Below is a code snippet showing how to use the four methods to get data from Fabric into R:
```{r, eval=FALSE}
# First find your 'tenant' ID & 'client' ID (app registration) in Azure/Entra
# You may be able to use the default Azure CLI app id;
# this will be automatically used if you do not set 'FABRICQUERYR_CLIENT_ID'
# The AzureAuth package is used to acquire tokens; you may be redirected
# to a browser window to sign in the first time
library(fabricQueryR)
# Sys.setenv(FABRICQUERYR_TENANT_ID = "...")
# Sys.setenv(FABRICQUERYR_CLIENT_ID = "...")
# SQL connection to Data Warehouse or Lakehouse --------------------------------
# Find your SQL connection string in Fabric by going to a Lakehouse or Data
# Warehouse item, then go to 'Settings' -> 'SQL analytics endpoint'
# Ensure that the account/principal you authenticate with has access to
# the workspace
# Get connection
con <- fabric_sql_connect(
server = "2gxz...4qiy.datawarehouse.fabric.microsoft.com"
)
# List databases
DBI::dbGetQuery(con, "SELECT name FROM sys.databases")
# List tables in the current database
DBI::dbGetQuery(
con,
"
SELECT TABLE_SCHEMA, TABLE_NAME
FROM INFORMATION_SCHEMA.TABLES
WHERE TABLE_TYPE = 'BASE TABLE'
"
)
# Read 'Customers' table
df_sql <- DBI::dbReadTable(con, "Customers")
# Close connection
DBI::dbDisconnect(con)
# Table from Lakehouse via OneLake data access ---------------------------------
# Ensure that the account/principal you authenticate with has access via
# being part of the workspace, or via Lakehouse -> Manage OneLake data access
df_onelake <- fabric_onelake_read_delta_table(
table_path = "Customers",
workspace_name = "ExampleWorkspace",
lakehouse_name = "Lakehouse.Lakehouse",
)
# DAX query against Semantic Model ---------------------------------------------
# Find your connection string in Fabric by going to a 'Semantic Model' item,
# then go to 'File' -> 'Settings' -> 'Server settings'
# Ensure that the account you use to authenticate has access to the workspace,
# or that you have been granted 'Build' permissions on the dataset (via share)
df_dax <- fabric_pbi_dax_query(
connstr = paste0(
"Data Source=powerbi://api.powerbi.com/v1.0/myorg/",
"ExampleWorkspace;Initial Catalog=test data 1;"
),
dax = "EVALUATE TOPN(100000, 'Sheet1')"
)
# Livy API query to execute Spark code -----------------------------------------
# Find your connection string in Fabric by going to a 'Lakehouse' item,
# then go to 'Settings' -> 'Livy Endpoint' -> 'Session job connection string'
# Ensure that the account you use to authenticate has access to the workspace
# Run a Livy SparkR query
livy_sparkr_result <- fabric_livy_query(
livy_url = "https://api.fabric.microsoft.com/v1/workspaces/.../lakehouses/.../livyapi/..."
kind = "sparkr",
code = "print(1+2)"
)
# (See example in `?fabric_livy_query` for how to get data from the Lakehouse to R with Spark)
```
## Background
Microsoft Fabric is a new data platform from Microsoft which combines various data services,
including data warehousing, data lakes, and business intelligence.
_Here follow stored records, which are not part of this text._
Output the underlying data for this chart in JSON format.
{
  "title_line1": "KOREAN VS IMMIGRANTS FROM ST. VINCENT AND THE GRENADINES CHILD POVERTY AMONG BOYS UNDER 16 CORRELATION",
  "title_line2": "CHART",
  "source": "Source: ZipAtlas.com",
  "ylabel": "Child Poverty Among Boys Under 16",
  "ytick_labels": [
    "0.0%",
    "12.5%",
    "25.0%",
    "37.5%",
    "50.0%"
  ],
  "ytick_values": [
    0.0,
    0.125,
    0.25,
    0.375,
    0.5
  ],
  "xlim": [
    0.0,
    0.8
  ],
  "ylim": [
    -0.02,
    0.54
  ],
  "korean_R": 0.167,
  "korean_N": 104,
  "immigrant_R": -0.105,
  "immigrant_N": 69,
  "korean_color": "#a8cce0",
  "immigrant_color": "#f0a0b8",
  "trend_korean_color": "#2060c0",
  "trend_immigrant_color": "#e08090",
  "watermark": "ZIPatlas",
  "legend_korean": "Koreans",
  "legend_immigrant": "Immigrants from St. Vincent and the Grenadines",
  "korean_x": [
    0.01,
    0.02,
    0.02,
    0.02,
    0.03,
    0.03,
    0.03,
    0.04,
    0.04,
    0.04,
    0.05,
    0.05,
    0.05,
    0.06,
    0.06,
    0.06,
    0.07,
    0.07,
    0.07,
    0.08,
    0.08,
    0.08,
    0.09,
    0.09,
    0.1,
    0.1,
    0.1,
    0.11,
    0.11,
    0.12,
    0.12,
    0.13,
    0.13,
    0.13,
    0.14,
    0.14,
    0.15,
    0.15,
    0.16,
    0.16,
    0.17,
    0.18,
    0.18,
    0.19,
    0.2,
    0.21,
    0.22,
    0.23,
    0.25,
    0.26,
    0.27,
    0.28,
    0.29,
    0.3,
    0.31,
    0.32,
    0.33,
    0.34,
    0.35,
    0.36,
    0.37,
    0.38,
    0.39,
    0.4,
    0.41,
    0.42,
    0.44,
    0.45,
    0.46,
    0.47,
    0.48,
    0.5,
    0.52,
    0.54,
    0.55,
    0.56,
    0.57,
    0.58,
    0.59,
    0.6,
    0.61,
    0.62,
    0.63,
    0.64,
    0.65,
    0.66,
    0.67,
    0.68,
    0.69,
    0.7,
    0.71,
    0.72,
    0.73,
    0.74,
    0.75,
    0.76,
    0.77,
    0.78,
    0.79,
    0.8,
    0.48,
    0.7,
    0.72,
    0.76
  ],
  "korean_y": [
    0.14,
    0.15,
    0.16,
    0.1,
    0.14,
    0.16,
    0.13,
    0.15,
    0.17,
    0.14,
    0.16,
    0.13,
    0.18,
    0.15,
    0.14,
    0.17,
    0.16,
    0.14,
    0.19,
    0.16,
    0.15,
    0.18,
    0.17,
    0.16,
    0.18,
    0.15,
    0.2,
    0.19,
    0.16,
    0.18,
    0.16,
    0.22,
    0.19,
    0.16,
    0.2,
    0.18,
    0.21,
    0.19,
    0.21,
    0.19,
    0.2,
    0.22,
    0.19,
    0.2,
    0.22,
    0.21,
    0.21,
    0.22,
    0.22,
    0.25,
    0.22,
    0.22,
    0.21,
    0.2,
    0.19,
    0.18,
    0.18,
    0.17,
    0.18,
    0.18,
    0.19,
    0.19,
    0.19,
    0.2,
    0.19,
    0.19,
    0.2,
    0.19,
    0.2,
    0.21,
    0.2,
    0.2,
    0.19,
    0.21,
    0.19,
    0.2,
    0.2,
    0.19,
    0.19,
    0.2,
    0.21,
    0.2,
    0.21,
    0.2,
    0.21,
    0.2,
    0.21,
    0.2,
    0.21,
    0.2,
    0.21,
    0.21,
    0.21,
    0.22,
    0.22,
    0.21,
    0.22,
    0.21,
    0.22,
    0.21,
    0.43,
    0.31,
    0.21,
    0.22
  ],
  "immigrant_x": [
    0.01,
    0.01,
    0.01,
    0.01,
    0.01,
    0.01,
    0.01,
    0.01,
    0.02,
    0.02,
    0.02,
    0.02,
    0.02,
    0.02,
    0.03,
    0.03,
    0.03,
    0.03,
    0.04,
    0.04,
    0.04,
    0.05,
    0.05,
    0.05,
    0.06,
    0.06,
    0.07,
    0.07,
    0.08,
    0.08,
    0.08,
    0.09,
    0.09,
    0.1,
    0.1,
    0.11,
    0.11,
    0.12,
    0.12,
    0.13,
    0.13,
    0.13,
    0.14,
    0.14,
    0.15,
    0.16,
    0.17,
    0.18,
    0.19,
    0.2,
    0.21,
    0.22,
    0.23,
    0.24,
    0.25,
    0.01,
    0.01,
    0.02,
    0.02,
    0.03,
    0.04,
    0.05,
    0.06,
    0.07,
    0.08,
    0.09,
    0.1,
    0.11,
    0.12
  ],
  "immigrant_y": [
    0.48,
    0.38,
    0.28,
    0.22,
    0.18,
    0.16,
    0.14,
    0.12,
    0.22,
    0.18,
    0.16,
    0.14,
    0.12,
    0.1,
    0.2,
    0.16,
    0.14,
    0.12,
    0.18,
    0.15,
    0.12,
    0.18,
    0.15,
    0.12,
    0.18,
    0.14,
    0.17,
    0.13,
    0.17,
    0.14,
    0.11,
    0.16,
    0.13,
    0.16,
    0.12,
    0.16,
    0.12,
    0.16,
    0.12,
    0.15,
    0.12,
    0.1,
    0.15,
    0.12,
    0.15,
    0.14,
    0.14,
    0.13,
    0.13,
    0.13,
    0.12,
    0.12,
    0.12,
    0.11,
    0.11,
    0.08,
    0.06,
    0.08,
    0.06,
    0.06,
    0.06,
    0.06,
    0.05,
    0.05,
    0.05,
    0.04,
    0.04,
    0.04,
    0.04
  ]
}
It is built on top of Azure Data Services and integrates with Power BI for analytics and reporting.
Microsoft is actively promoting Fabric as the next-generation data platform for organizations using Microsoft Azure and Power BI.
As our organization started working with Microsoft Fabric, I found that that loading data into R from Fabric was not
yet straightforward, and took some effort to get working. To help others in the same situation,
I decided to share the functions I created to make this easier.